Cork’s Tyndall National Institute secures over €56m in EU research funds

Latest EU award brings to 100 the number of Tyndall projects to secure European funding

Minister for Further and Higher Education and Research Simon Harris has paid tribute to the Tyndall National Institute in Cork after it surpassed more than 100 EU funded awards totalling over €56 million for research projects.

Mr Harris said that the Tyndall's securing of over 100 Horizon 2020 awards totalling some €56.1 million from the EU for research and innovation over the past seven years made it one of the most successful institutes in Ireland for European funding.

“Horizon 2020 is a highly competitive programme with excellence at its core, and achieving the milestone of 100 funded projects by Tyndall to date demonstrates the high calibre and quality of Irish research,” said Mr Harris.

“This success cements Tyndall as one of Europe’s leading institutes in the area of ‘deep-tech’, the use of advanced technology that will have a profound effect on the lives of citizens, as well as industry through robotics, engineering, smart industry and medical devices.”


Named after prominent 19th century Irish physicist, John Tyndall and established in 2004 as a successor to the National Microelectronics Research Centre established at UCC in 1982, the Tyndall is a leading research centre employing over 460 researchers, engineers and support staff.

Speaking at the launch the Tyndall’s 2019 annual report, Mr Harris said that industry- academia collaboration such as occurs at the Tyndall was the driver for the successful translation of research in the laboratory into innovative new products and services in the marketplace.

“The ground-breaking work delivered by the Institute will transform our high-tech economy and secure Ireland’s future as a worldwide technology leader, whilst supporting key Irish technology companies and SMEs leading to the creation and retention of high quality sustainable jobs,” he said.

European average

According to the Tyndall annual report for 2019, which will be published on Thursday by Minister Harris in a virtual ceremony, some 17 new projects alone were funded by H2020 in 2019 to the value of €10million, a success rate that is three times higher than the European average.

And it has been assessed that, for every €1 of EU funding channelled through the research framework programme, approximately €11 is generated in direct and indirect economic effects through innovations, new technologies and products.

In the 2019 Annual Report, Tyndall reported income of €42million, up 17 per cent on 2018, which includes €32million from competitive research projects, incorporating the €10 million in H2020 funding as well as €7 million in government grants and a €2 million contribution from University College Cork.

Tyndall CEO, Prof William Scanlon said: "2019 was another phenomenally successful year for the Institute, building on our position as a leading centre of scale in translational research while continuing to further the development of deep-tech innovation in Ireland.
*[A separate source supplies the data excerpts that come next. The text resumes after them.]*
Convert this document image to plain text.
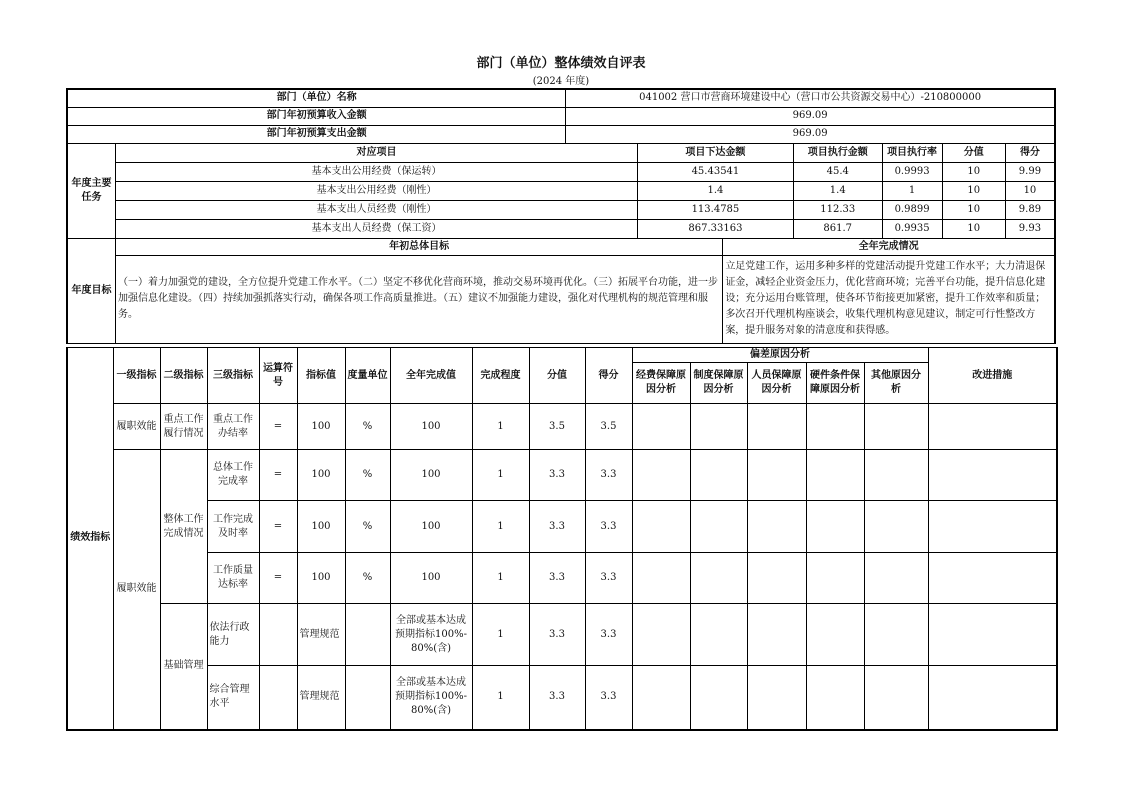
部门（单位）整体绩效自评表
(2024 年度)
部门（单位）名称		041002 营口市营商环境建设中心（营口市公共资源交易中心）-210800000						
部门年初预算收入金额		969.09						
部门年初预算支出金额		969.09						
年度主要任务	对应项目		项目下达金额		项目执行金额	项目执行率	分值	得分
	基本支出公用经费（保运转）		45.43541		45.4	0.9993	10	9.99
	基本支出公用经费（刚性）		1.4		1.4	1	10	10
	基本支出人员经费（刚性）		113.4785		112.33	0.9899	10	9.89
	基本支出人员经费（保工资）		867.33163		861.7	0.9935	10	9.93
年度目标	年初总体目标			全年完成情况				
	（一）着力加强党的建设，全方位提升党建工作水平。（二）坚定不移优化营商环境，推动交易环境再优化。（三）拓展平台功能，进一步加强信息化建设。（四）持续加强抓落实行动，确保各项工作高质量推进。（五）建议不加强能力建设，强化对代理机构的规范管理和服务。			立足党建工作，运用多种多样的党建活动提升党建工作水平；大力清退保证金，减轻企业资金压力，优化营商环境；完善平台功能，提升信息化建设；充分运用台账管理，使各环节衔接更加紧密，提升工作效率和质量；多次召开代理机构座谈会，收集代理机构意见建议，制定可行性整改方案，提升服务对象的清意度和获得感。				
绩效指标	一级指标	二级指标	三级指标	运算符号	指标值	度量单位	全年完成值	完成程度	分值	得分	偏差原因分析					改进措施
											经费保障原因分析	制度保障原因分析	人员保障原因分析	硬件条件保障原因分析	其他原因分析	
	履职效能	重点工作履行情况	重点工作办结率	=	100	%	100	1	3.5	3.5						
	履职效能	整体工作完成情况	总体工作完成率	=	100	%	100	1	3.3	3.3						
			工作完成及时率	=	100	%	100	1	3.3	3.3						
			工作质量达标率	=	100	%	100	1	3.3	3.3						
		基础管理	依法行政能力		管理规范		全部或基本达成预期指标100%-80%(含)	1	3.3	3.3						
			综合管理水平		管理规范		全部或基本达成预期指标100%-80%(含)	1	3.3	3.3						
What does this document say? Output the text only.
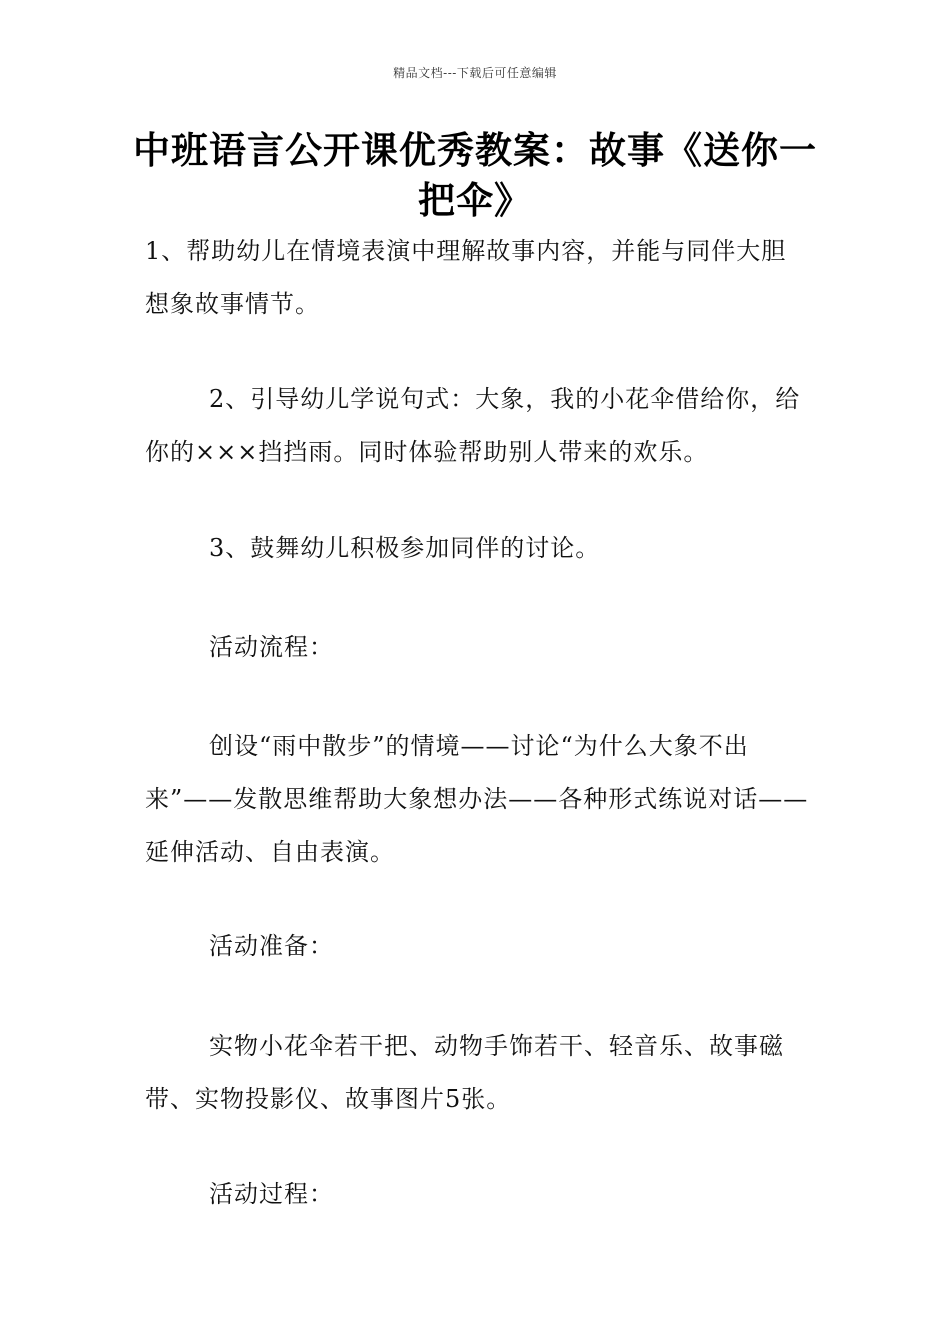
精品文档---下载后可任意编辑
中班语言公开课优秀教案：故事《送你一把伞》

1、帮助幼儿在情境表演中理解故事内容，并能与同伴大胆想象故事情节。

2、引导幼儿学说句式：大象，我的小花伞借给你，给你的×××挡挡雨。同时体验帮助别人带来的欢乐。

3、鼓舞幼儿积极参加同伴的讨论。

活动流程：

创设“雨中散步”的情境——讨论“为什么大象不出来”——发散思维帮助大象想办法——各种形式练说对话——延伸活动、自由表演。

活动准备：

实物小花伞若干把、动物手饰若干、轻音乐、故事磁带、实物投影仪、故事图片5张。

活动过程：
“Our success rate in securing H2020 funding is over three times the European average, and 2019 brought in over €10million alone. Tyndall is also the main Irish beneficiary in EU ICT funding as well as the principal contributor to UCC’s position in the top five ICT-funded universities Europe-wide.”

Prof Scanlon said that Tyndall consistently ranks in the top performers in the EU for Information Communication Technology (ICT) research funding and that in 2019, it continued to strengthen "critical knowledge transfer activities" with partners across the globe including Intel and Seagate.

“Our Tyndall 2025 goal is to be the international research partner of choice and to build on Tyndall’s 40 years of research excellence and industrial impact and to significantly scale to address societal challenges through deep-tech innovation,” he said.

Enabling technologies

Under the H2020 programme, Tyndall has driven forward the research and development of key enabling technologies across micro-electronics, nano-electronics and photonics, advanced materials and nanotechnologies, life-sciences, and artificial intelligence.

According to Dr Giorgios Fagas, Head of EU Programmes at Tyndall, these key enabling technologies in turn translate into smart products and digital solutions for the manufacturing industry, medical technologies, agricultural processes, energy efficiency, and environmental sustainability.

"The Irish economy has ultimately been the major beneficiary of these funds. Over €51million of this has gone to our Irish partners, including 23 SMEs and 15 multi-nationals. Over 100 high value jobs have been created through these Horizon 2020 projects in Ireland," said Dr Fagas.